Long-term care still should be regarded as a significant retirement risk. A recent report by the Employee Benefit Research Institute attempts to quantify the potential impact of a major LTC cost on retirement success by comparing projected retirement-savings shortfalls for different bands of longevity, and by calculating the projected outcomes with and without LTC needs. Ignoring nursing-home and home health care costs decreased the shortfall projections by an average 74 percent.

"The comparisons show how important it is to include long-term care costs in these calculations," says Jack VanDerhei, the institute's research director.

The risk is tied closely to longevity. Twenty-one percent of men and women ages 80 to 84 have at least a mild or moderate disability, compared with just 7 percent of those ages 70 to 74, according to CRR.

The latest LTC utilization data comes at a time when the insurance industry and policy experts are debating ways to improve the safety net for LTC risk. The current system is a hodgepodge. Just 13 percent of households purchase commercial LTC policies, according to the University of Michigan's Health and Retirement Study; everyone else who needs nursing-home care is covered by Medicaid or is self-insured.

The commercial long-term care insurance (LTCI) market has been experiencing upheaval over the past several years. Many underwriters have stopped issuing new policies due to an inability to develop sustainable, profitable LTC insurance business, and many policy experts view LTC as one of the most important unsolved pieces of the nation's health care puzzle.

Double-digit rate hikes on many older LTCI policies in recent years have been especially unnerving to policyholders. Insurance companies must go to state insurance regulators, and the requests often are eye-popping, running as high as 60 percent and rarely less than 20 percent.

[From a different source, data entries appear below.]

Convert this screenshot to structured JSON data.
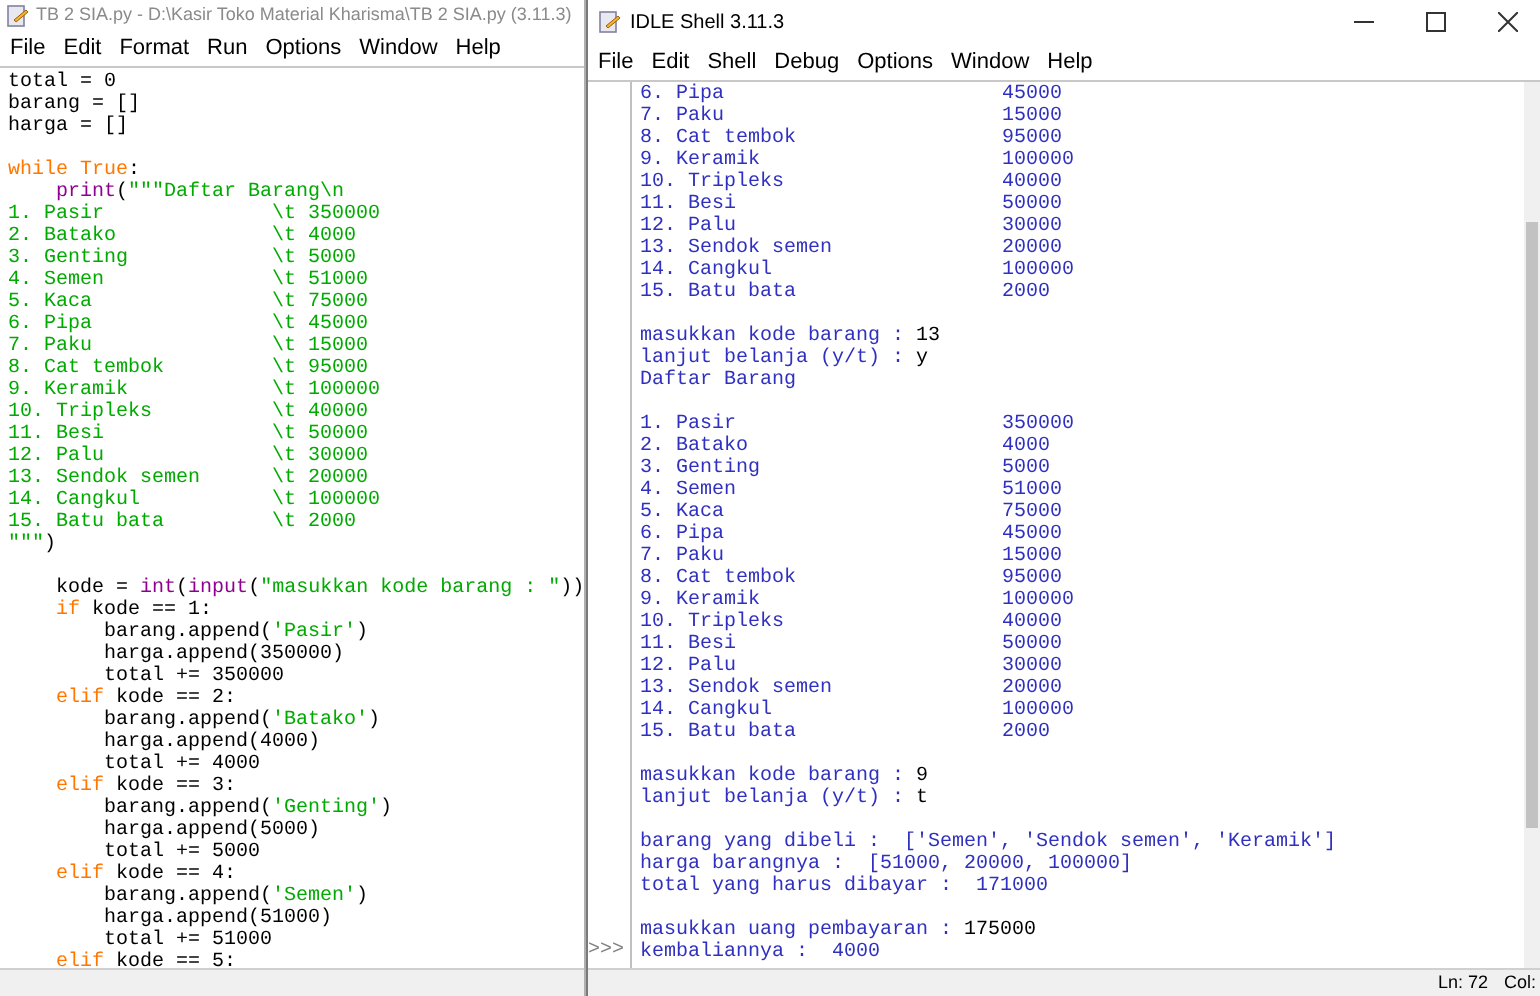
{
  "editor": {
    "title": "TB 2 SIA.py - D:\\Kasir Toko Material Kharisma\\TB 2 SIA.py (3.11.3)",
    "menu": [
      "File",
      "Edit",
      "Format",
      "Run",
      "Options",
      "Window",
      "Help"
    ],
    "code": [
      {
        "segments": [
          {
            "text": "total = 0",
            "kind": "plain"
          }
        ]
      },
      {
        "segments": [
          {
            "text": "barang = []",
            "kind": "plain"
          }
        ]
      },
      {
        "segments": [
          {
            "text": "harga = []",
            "kind": "plain"
          }
        ]
      },
      {
        "kind": "blank"
      },
      {
        "segments": [
          {
            "text": "while True",
            "kind": "kw"
          },
          {
            "text": ":",
            "kind": "plain"
          }
        ]
      },
      {
        "segments": [
          {
            "text": "    print",
            "kind": "builtin"
          },
          {
            "text": "(",
            "kind": "plain"
          },
          {
            "text": "\"\"\"Daftar Barang\\n",
            "kind": "str"
          }
        ]
      },
      {
        "segments": [
          {
            "text": "1. Pasir              \\t 350000",
            "kind": "str"
          }
        ]
      },
      {
        "segments": [
          {
            "text": "2. Batako             \\t 4000",
            "kind": "str"
          }
        ]
      },
      {
        "segments": [
          {
            "text": "3. Genting            \\t 5000",
            "kind": "str"
          }
        ]
      },
      {
        "segments": [
          {
            "text": "4. Semen              \\t 51000",
            "kind": "str"
          }
        ]
      },
      {
        "segments": [
          {
            "text": "5. Kaca               \\t 75000",
            "kind": "str"
          }
        ]
      },
      {
        "segments": [
          {
            "text": "6. Pipa               \\t 45000",
            "kind": "str"
          }
        ]
      },
      {
        "segments": [
          {
            "text": "7. Paku               \\t 15000",
            "kind": "str"
          }
        ]
      },
      {
        "segments": [
          {
            "text": "8. Cat tembok         \\t 95000",
            "kind": "str"
          }
        ]
      },
      {
        "segments": [
          {
            "text": "9. Keramik            \\t 100000",
            "kind": "str"
          }
        ]
      },
      {
        "segments": [
          {
            "text": "10. Tripleks          \\t 40000",
            "kind": "str"
          }
        ]
      },
      {
        "segments": [
          {
            "text": "11. Besi              \\t 50000",
            "kind": "str"
          }
        ]
      },
      {
        "segments": [
          {
            "text": "12. Palu              \\t 30000",
            "kind": "str"
          }
        ]
      },
      {
        "segments": [
          {
            "text": "13. Sendok semen      \\t 20000",
            "kind": "str"
          }
        ]
      },
      {
        "segments": [
          {
            "text": "14. Cangkul           \\t 100000",
            "kind": "str"
          }
        ]
      },
      {
        "segments": [
          {
            "text": "15. Batu bata         \\t 2000",
            "kind": "str"
          }
        ]
      },
      {
        "segments": [
          {
            "text": "\"\"\"",
            "kind": "str"
          },
          {
            "text": ")",
            "kind": "plain"
          }
        ]
      },
      {
        "kind": "blank"
      },
      {
        "segments": [
          {
            "text": "    kode = ",
            "kind": "plain"
          },
          {
            "text": "int",
            "kind": "builtin"
          },
          {
            "text": "(",
            "kind": "plain"
          },
          {
            "text": "input",
            "kind": "builtin"
          },
          {
            "text": "(",
            "kind": "plain"
          },
          {
            "text": "\"masukkan kode barang : \"",
            "kind": "str"
          },
          {
            "text": "))",
            "kind": "plain"
          }
        ]
      },
      {
        "segments": [
          {
            "text": "    if",
            "kind": "kw"
          },
          {
            "text": " kode == 1:",
            "kind": "plain"
          }
        ]
      },
      {
        "segments": [
          {
            "text": "        barang.append(",
            "kind": "plain"
          },
          {
            "text": "'Pasir'",
            "kind": "str"
          },
          {
            "text": ")",
            "kind": "plain"
          }
        ]
      },
      {
        "segments": [
          {
            "text": "        harga.append(350000)",
            "kind": "plain"
          }
        ]
      },
      {
        "segments": [
          {
            "text": "        total += 350000",
            "kind": "plain"
          }
        ]
      },
      {
        "segments": [
          {
            "text": "    elif",
            "kind": "kw"
          },
          {
            "text": " kode == 2:",
            "kind": "plain"
          }
        ]
      },
      {
        "segments": [
          {
            "text": "        barang.append(",
            "kind": "plain"
          },
          {
            "text": "'Batako'",
            "kind": "str"
          },
          {
            "text": ")",
            "kind": "plain"
          }
        ]
      },
      {
        "segments": [
          {
            "text": "        harga.append(4000)",
            "kind": "plain"
          }
        ]
      },
      {
        "segments": [
          {
            "text": "        total += 4000",
            "kind": "plain"
          }
        ]
      },
      {
        "segments": [
          {
            "text": "    elif",
            "kind": "kw"
          },
          {
            "text": " kode == 3:",
            "kind": "plain"
          }
        ]
      },
      {
        "segments": [
          {
            "text": "        barang.append(",
            "kind": "plain"
          },
          {
            "text": "'Genting'",
            "kind": "str"
          },
          {
            "text": ")",
            "kind": "plain"
          }
        ]
      },
      {
        "segments": [
          {
            "text": "        harga.append(5000)",
            "kind": "plain"
          }
        ]
      },
      {
        "segments": [
          {
            "text": "        total += 5000",
            "kind": "plain"
          }
        ]
      },
      {
        "segments": [
          {
            "text": "    elif",
            "kind": "kw"
          },
          {
            "text": " kode == 4:",
            "kind": "plain"
          }
        ]
      },
      {
        "segments": [
          {
            "text": "        barang.append(",
            "kind": "plain"
          },
          {
            "text": "'Semen'",
            "kind": "str"
          },
          {
            "text": ")",
            "kind": "plain"
          }
        ]
      },
      {
        "segments": [
          {
            "text": "        harga.append(51000)",
            "kind": "plain"
          }
        ]
      },
      {
        "segments": [
          {
            "text": "        total += 51000",
            "kind": "plain"
          }
        ]
      },
      {
        "segments": [
          {
            "text": "    elif",
            "kind": "kw"
          },
          {
            "text": " kode == 5:",
            "kind": "plain"
          }
        ]
      }
    ]
  },
  "shell": {
    "title": "IDLE Shell 3.11.3",
    "menu": [
      "File",
      "Edit",
      "Shell",
      "Debug",
      "Options",
      "Window",
      "Help"
    ],
    "output": [
      {
        "kind": "item",
        "name": "6. Pipa",
        "value": "45000"
      },
      {
        "kind": "item",
        "name": "7. Paku",
        "value": "15000"
      },
      {
        "kind": "item",
        "name": "8. Cat tembok",
        "value": "95000"
      },
      {
        "kind": "item",
        "name": "9. Keramik",
        "value": "100000"
      },
      {
        "kind": "item",
        "name": "10. Tripleks",
        "value": "40000"
      },
      {
        "kind": "item",
        "name": "11. Besi",
        "value": "50000"
      },
      {
        "kind": "item",
        "name": "12. Palu",
        "value": "30000"
      },
      {
        "kind": "item",
        "name": "13. Sendok semen",
        "value": "20000"
      },
      {
        "kind": "item",
        "name": "14. Cangkul",
        "value": "100000"
      },
      {
        "kind": "item",
        "name": "15. Batu bata",
        "value": "2000"
      },
      {
        "kind": "blank"
      },
      {
        "kind": "prompt",
        "text": "masukkan kode barang : ",
        "input": "13"
      },
      {
        "kind": "prompt",
        "text": "lanjut belanja (y/t) : ",
        "input": "y"
      },
      {
        "kind": "text",
        "text": "Daftar Barang"
      },
      {
        "kind": "blank"
      },
      {
        "kind": "item",
        "name": "1. Pasir",
        "value": "350000"
      },
      {
        "kind": "item",
        "name": "2. Batako",
        "value": "4000"
      },
      {
        "kind": "item",
        "name": "3. Genting",
        "value": "5000"
      },
      {
        "kind": "item",
        "name": "4. Semen",
        "value": "51000"
      },
      {
        "kind": "item",
        "name": "5. Kaca",
        "value": "75000"
      },
      {
        "kind": "item",
        "name": "6. Pipa",
        "value": "45000"
      },
      {
        "kind": "item",
        "name": "7. Paku",
        "value": "15000"
      },
      {
        "kind": "item",
        "name": "8. Cat tembok",
        "value": "95000"
      },
      {
        "kind": "item",
        "name": "9. Keramik",
        "value": "100000"
      },
      {
        "kind": "item",
        "name": "10. Tripleks",
        "value": "40000"
      },
      {
        "kind": "item",
        "name": "11. Besi",
        "value": "50000"
      },
      {
        "kind": "item",
        "name": "12. Palu",
        "value": "30000"
      },
      {
        "kind": "item",
        "name": "13. Sendok semen",
        "value": "20000"
      },
      {
        "kind": "item",
        "name": "14. Cangkul",
        "value": "100000"
      },
      {
        "kind": "item",
        "name": "15. Batu bata",
        "value": "2000"
      },
      {
        "kind": "blank"
      },
      {
        "kind": "prompt",
        "text": "masukkan kode barang : ",
        "input": "9"
      },
      {
        "kind": "prompt",
        "text": "lanjut belanja (y/t) : ",
        "input": "t"
      },
      {
        "kind": "blank"
      },
      {
        "kind": "text",
        "text": "barang yang dibeli :  ['Semen', 'Sendok semen', 'Keramik']"
      },
      {
        "kind": "text",
        "text": "harga barangnya :  [51000, 20000, 100000]"
      },
      {
        "kind": "text",
        "text": "total yang harus dibayar :  171000"
      },
      {
        "kind": "blank"
      },
      {
        "kind": "prompt",
        "text": "masukkan uang pembayaran : ",
        "input": "175000"
      },
      {
        "kind": "text",
        "text": "kembaliannya :  4000"
      }
    ],
    "prompt": ">>>",
    "status": {
      "line": "Ln: 72",
      "col": "Col:"
    }
  }
}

Rate hikes don't have to be a disaster for policyholders. If you are hit by one, don't panic or drop your coverage.

If you've had your LTCI for a while, the premium almost certainly is much lower than what you'd pay on a new policy at an older age -- even after a steep rate hike.

What's more, the risk that new coverage would be denied due to a medical condition rises with age.

One way to cope with a large premium increase is to reduce the benefit, for example, by cutting back the daily benefit amount, increasing the elimination period or cutting the length of time that benefits are paid.